Zum Hintergrund: Im Rahmen der Koalitionsverhandlungen haben CDU/CSU und SPD vereinbart, dass der derzeitige Sonderbeitrag der Versicherten von 0,9 Prozent in den optionalen Zusatzbeitrag überführt wird, der nicht mehr pauschal, sondern einkommensabhängig erhoben werden soll.

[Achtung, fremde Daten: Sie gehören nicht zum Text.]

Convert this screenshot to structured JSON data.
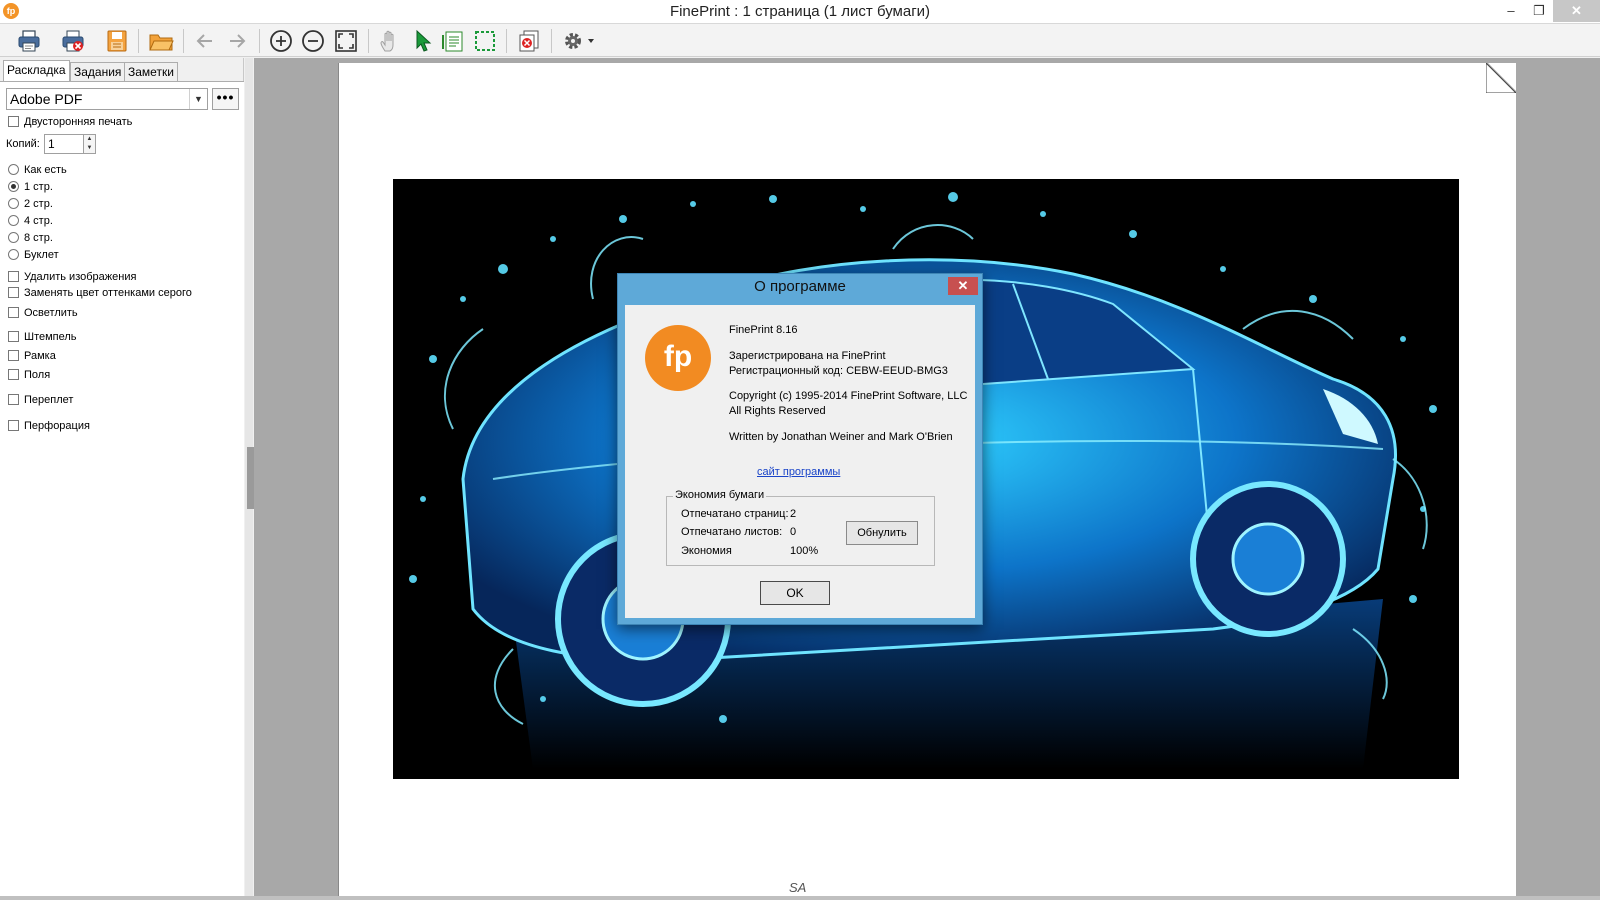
{
  "window": {
    "title": "FinePrint : 1 страница (1 лист бумаги)",
    "app_icon_text": "fp",
    "minimize": "–",
    "maximize": "❐",
    "close": "✕"
  },
  "toolbar": {
    "icons": [
      "print-icon",
      "print-delete-icon",
      "save-icon",
      "open-folder-icon",
      "back-arrow-icon",
      "forward-arrow-icon",
      "zoom-in-icon",
      "zoom-out-icon",
      "fit-page-icon",
      "hand-icon",
      "pointer-icon",
      "text-select-icon",
      "select-area-icon",
      "delete-page-icon",
      "settings-gear-icon"
    ]
  },
  "left_panel": {
    "tabs": [
      {
        "label": "Раскладка",
        "active": true
      },
      {
        "label": "Задания",
        "active": false
      },
      {
        "label": "Заметки",
        "active": false
      }
    ],
    "printer": {
      "value": "Adobe PDF",
      "more_label": "•••"
    },
    "duplex_label": "Двусторонняя печать",
    "copies": {
      "label": "Копий:",
      "value": "1"
    },
    "layout_options": [
      {
        "label": "Как есть",
        "selected": false
      },
      {
        "label": "1 стр.",
        "selected": true
      },
      {
        "label": "2 стр.",
        "selected": false
      },
      {
        "label": "4 стр.",
        "selected": false
      },
      {
        "label": "8 стр.",
        "selected": false
      },
      {
        "label": "Буклет",
        "selected": false
      }
    ],
    "checkboxes": [
      "Удалить изображения",
      "Заменять цвет оттенками серого",
      "Осветлить",
      "Штемпель",
      "Рамка",
      "Поля",
      "Переплет",
      "Перфорация"
    ]
  },
  "preview": {
    "bottom_mark": "SA"
  },
  "about_dialog": {
    "title": "О программе",
    "logo_text": "fp",
    "product": "FinePrint 8.16",
    "registered": "Зарегистрирована на FinePrint",
    "reg_code": "Регистрационный код: CEBW-EEUD-BMG3",
    "copyright": "Copyright (c) 1995-2014 FinePrint Software, LLC",
    "rights": "All Rights Reserved",
    "written_by": "Written by Jonathan Weiner and Mark O'Brien",
    "site_link": "сайт программы",
    "savings": {
      "legend": "Экономия бумаги",
      "rows": [
        {
          "label": "Отпечатано страниц:",
          "value": "2"
        },
        {
          "label": "Отпечатано листов:",
          "value": "0"
        },
        {
          "label": "Экономия",
          "value": "100%"
        }
      ],
      "reset_label": "Обнулить"
    },
    "ok_label": "OK"
  },
  "colors": {
    "accent_orange": "#f28b22",
    "dialog_frame": "#5ea9d8",
    "car_cyan": "#1fb5ff"
  }
}
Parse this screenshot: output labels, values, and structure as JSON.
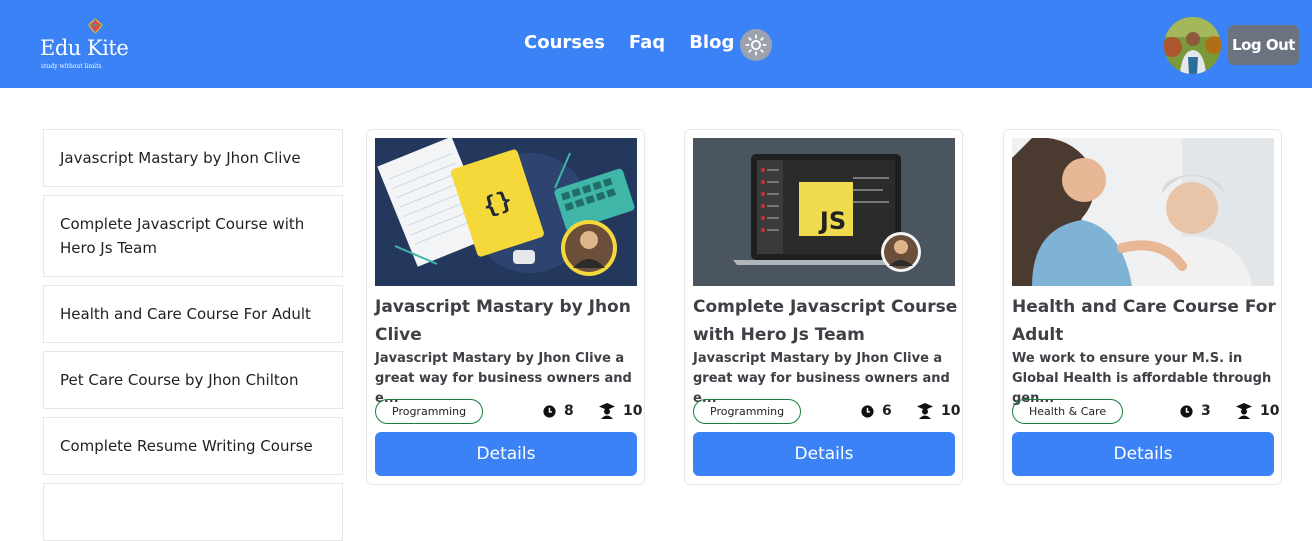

Ohne vollständigen Einkommensausgleich hätte dies zur Folge, dass bei gleichem Finanzbedarf Kassen mit Mitgliedern, die im Schnitt ein niedrigeres Einkommen haben, einen höheren Zusatzbeitrag erheben müssten als Kassen mit Mitgliedern mit hohen Einkommen. Damit würde ein starker Anreiz gesetzt, vor allem gutverdienende Menschen zu versichern. Der Wettbewerb in der GKV sollte sich jedoch nicht um das Einkommen der Versicherten drehen, sondern um Qualität und Wirtschaftlichkeit der Versorgung. Um die genannten Fehlanreize zu verhindern, sind ein morbiditätsorientierter Risikostrukturausgleich sowie ein vollständiger Einkommensausgleich unverzichtbar. Dies sieht der Koalitionsvertrag im Grundsatz auch vor – nun kommt es auf die gesetzliche Ausgestaltung ohne Abstriche an.